In an effort to combat the rise of financial crimes, such as fraud, Socure Inc. has enhanced its know your customer (KYC) identity-verification solution. Socure says the update gives customers stronger tools—such as reason codes and field-validation intelligence, which tests the results of machine-learning models against live data—to verify the identity of new customers during the onboarding process.
The upgraded solution also addresses risk in customer portfolios to verify the identity of existing customers and to identify customers who have opened an account using a synthetic identity.
The inclusion of field-validation information is important because it provides financial institutions a more comprehensive view of the risk concerning a new customer. It also identifies those who need additional review and decline, the company says.

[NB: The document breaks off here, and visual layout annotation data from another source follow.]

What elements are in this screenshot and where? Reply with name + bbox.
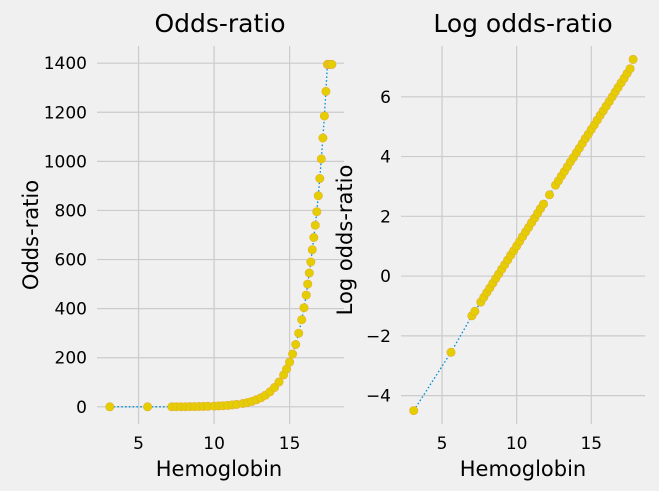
odds-ratio-chart-title: Odds-ratio [154,9,285,38]
odds-ratio-data-point [303,279,313,289]
odds-ratio-y-tick-label: 0 [76,398,87,418]
log-odds-ratio-y-axis-title: Log odds-ratio [333,165,357,316]
odds-ratio-data-point [309,233,319,243]
odds-ratio-data-point [313,191,323,201]
odds-ratio-grid [97,46,344,424]
log-odds-ratio-chart-title: Log odds-ratio [433,9,612,38]
log-odds-ratio-y-tick-label: −4 [366,387,391,407]
log-odds-ratio-data-point [544,190,554,200]
odds-ratio-data-point [301,290,311,300]
odds-ratio-x-tick-label: 10 [203,434,225,454]
log-odds-ratio-data-point [470,306,480,316]
odds-ratio-y-tick-label: 600 [55,251,87,271]
odds-ratio-x-tick-label: 5 [133,434,144,454]
odds-ratio-y-axis-title: Odds-ratio [19,180,43,290]
log-odds-ratio-x-tick-label: 15 [580,434,602,454]
odds-ratio-data-point [321,86,331,96]
odds-ratio-y-tick-label: 1000 [44,152,87,172]
odds-ratio-data-point [297,315,307,325]
odds-ratio-points [105,59,337,412]
log-odds-ratio-y-tick-label: 2 [380,207,391,227]
odds-ratio-panel: Odds-ratio Hemoglobin Odds-ratio 5 10 15 0 2… [19,9,344,481]
odds-ratio-data-point [105,402,115,412]
odds-ratio-data-point [294,328,304,338]
odds-ratio-data-point [291,339,301,349]
odds-ratio-data-point [315,174,325,184]
odds-ratio-data-point [316,154,326,164]
odds-ratio-data-point [307,245,317,255]
odds-ratio-data-point [304,268,314,278]
log-odds-ratio-data-point [446,347,456,357]
odds-ratio-data-point [143,402,153,412]
log-odds-ratio-data-point [409,406,419,416]
log-odds-ratio-panel: Log odds-ratio Hemoglobin Log odds-ratio… [333,9,645,481]
log-odds-ratio-x-axis-title: Hemoglobin [460,457,587,481]
odds-ratio-x-axis-title: Hemoglobin [156,457,283,481]
log-odds-ratio-y-tick-label: −2 [366,327,391,347]
log-odds-ratio-grid [401,46,645,424]
odds-ratio-data-point [285,357,295,367]
log-odds-ratio-data-point [628,54,638,64]
odds-ratio-data-point [274,377,284,387]
log-odds-ratio-y-tick-label: 4 [380,148,391,168]
odds-ratio-x-tick-label: 15 [279,434,301,454]
odds-ratio-data-point [319,111,329,121]
odds-ratio-data-point [310,220,320,230]
odds-ratio-data-point [306,257,316,267]
log-odds-ratio-x-tick-label: 10 [506,434,528,454]
log-odds-ratio-data-point [538,199,548,209]
log-odds-ratio-points [409,54,638,416]
log-odds-ratio-y-tick-label: 6 [380,88,391,108]
odds-ratio-data-point [299,303,309,313]
odds-ratio-series-line [109,63,332,408]
odds-ratio-data-point [312,207,322,217]
log-odds-ratio-x-tick-label: 5 [437,434,448,454]
odds-ratio-y-tick-label: 1400 [44,54,87,74]
odds-ratio-data-point [288,349,298,359]
odds-ratio-y-tick-label: 800 [55,201,87,221]
log-odds-ratio-data-point [625,64,635,74]
odds-ratio-y-tick-label: 1200 [44,103,87,123]
odds-ratio-data-point [327,59,337,69]
odds-ratio-y-tick-label: 400 [55,300,87,320]
log-odds-ratio-y-tick-label: 0 [380,267,391,287]
odds-ratio-y-tick-label: 200 [55,349,87,369]
odds-ratio-data-point [318,133,328,143]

Socure’s KYC solution gathers data to verify a customer’s name, email, phone, mailing address, date of birth, Social Security Number, and other personally identifiable information to confirm a good or bad identity. In addition, Socure’s address-matching technology, covers more than 99.5% of the mailing addresses in the United States, the company says.

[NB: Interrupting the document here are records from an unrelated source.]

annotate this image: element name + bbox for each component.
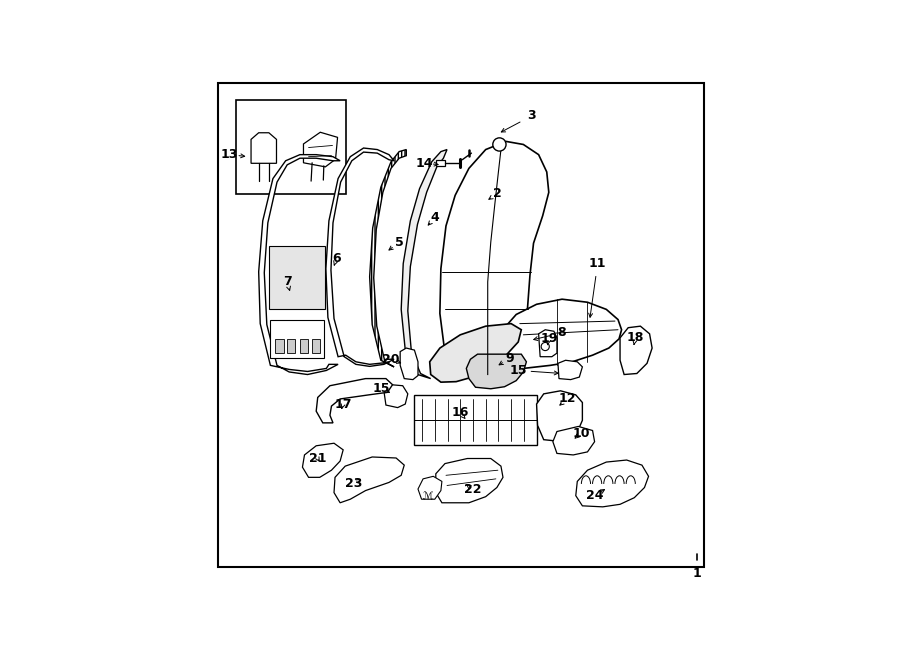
Text: 3: 3 bbox=[527, 110, 536, 122]
Polygon shape bbox=[326, 148, 394, 366]
Polygon shape bbox=[418, 477, 442, 499]
Text: 19: 19 bbox=[540, 332, 557, 346]
Bar bbox=[269, 246, 325, 309]
Bar bbox=[414, 395, 536, 445]
Text: 18: 18 bbox=[626, 331, 644, 344]
Bar bbox=[436, 160, 445, 166]
Polygon shape bbox=[502, 299, 622, 368]
Polygon shape bbox=[466, 354, 526, 389]
Text: 21: 21 bbox=[309, 452, 327, 465]
Text: 14: 14 bbox=[416, 157, 434, 170]
Bar bbox=[311, 339, 320, 353]
Polygon shape bbox=[251, 133, 276, 163]
Text: 17: 17 bbox=[335, 397, 352, 410]
Polygon shape bbox=[334, 457, 404, 503]
Polygon shape bbox=[258, 155, 340, 375]
Polygon shape bbox=[536, 391, 582, 442]
Bar bbox=[287, 339, 295, 353]
Bar bbox=[275, 339, 284, 353]
Text: 9: 9 bbox=[505, 352, 514, 365]
Bar bbox=[237, 100, 346, 194]
Text: 24: 24 bbox=[586, 489, 603, 502]
Polygon shape bbox=[370, 149, 406, 367]
Text: 2: 2 bbox=[492, 187, 501, 200]
Text: 7: 7 bbox=[283, 276, 292, 288]
Text: 15: 15 bbox=[509, 364, 527, 377]
Bar bbox=[300, 339, 308, 353]
Polygon shape bbox=[429, 324, 521, 382]
Polygon shape bbox=[316, 379, 392, 423]
Polygon shape bbox=[384, 385, 408, 408]
Bar bbox=[270, 320, 324, 358]
Text: 16: 16 bbox=[452, 407, 469, 419]
Text: 12: 12 bbox=[558, 393, 576, 405]
Polygon shape bbox=[303, 132, 338, 167]
Circle shape bbox=[541, 342, 549, 350]
Polygon shape bbox=[576, 460, 649, 507]
Polygon shape bbox=[302, 444, 343, 477]
Polygon shape bbox=[538, 330, 557, 357]
Text: 15: 15 bbox=[372, 382, 390, 395]
Text: 1: 1 bbox=[692, 566, 701, 580]
Text: 8: 8 bbox=[558, 327, 566, 339]
Text: 4: 4 bbox=[430, 212, 439, 224]
Polygon shape bbox=[440, 141, 549, 379]
Text: 5: 5 bbox=[395, 236, 403, 249]
Polygon shape bbox=[436, 459, 503, 503]
Text: 13: 13 bbox=[221, 148, 239, 161]
Text: ℳ: ℳ bbox=[423, 492, 434, 502]
Text: 6: 6 bbox=[332, 252, 341, 265]
Polygon shape bbox=[553, 426, 595, 455]
Polygon shape bbox=[620, 326, 652, 375]
Text: 20: 20 bbox=[382, 353, 400, 366]
Polygon shape bbox=[558, 360, 582, 379]
Circle shape bbox=[493, 138, 506, 151]
Polygon shape bbox=[401, 149, 447, 379]
Text: 10: 10 bbox=[572, 426, 590, 440]
Text: 23: 23 bbox=[345, 477, 362, 490]
Polygon shape bbox=[400, 348, 418, 379]
Text: 22: 22 bbox=[464, 483, 482, 496]
Text: 11: 11 bbox=[589, 257, 607, 270]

“Our customers needed to identify potential risks and discrepancies in the identity-verification process when onboarding customers,” Debra Geister, a vice president at Nevada-based Socure, tells Digital Transactions News by email. “Returning more information to allow customers to identify risks and issues, [and] spot data discrepancies quickly to decide next steps in the workflow process, were the driving force behind the changes.”
Providing financial institutions the ability to authenticate existing customers was based on the growing threat criminals who have opened accounts using synthetic identities have posed. Fraudsters can use these fake IDs to perpetrate fraud or launder money. Socure’s KYC solution will look for signs of identity risk, such as customers opening accounts using the Social Security Numbers of deceased consumers, to help financial institutions to rate the risk of their existing customer portfolios.
“Synthetic identities are of paramount concern,” Geister says. “Identifying potential synthetics and taking a uniform view of risk across the entire portfolio is the goal.”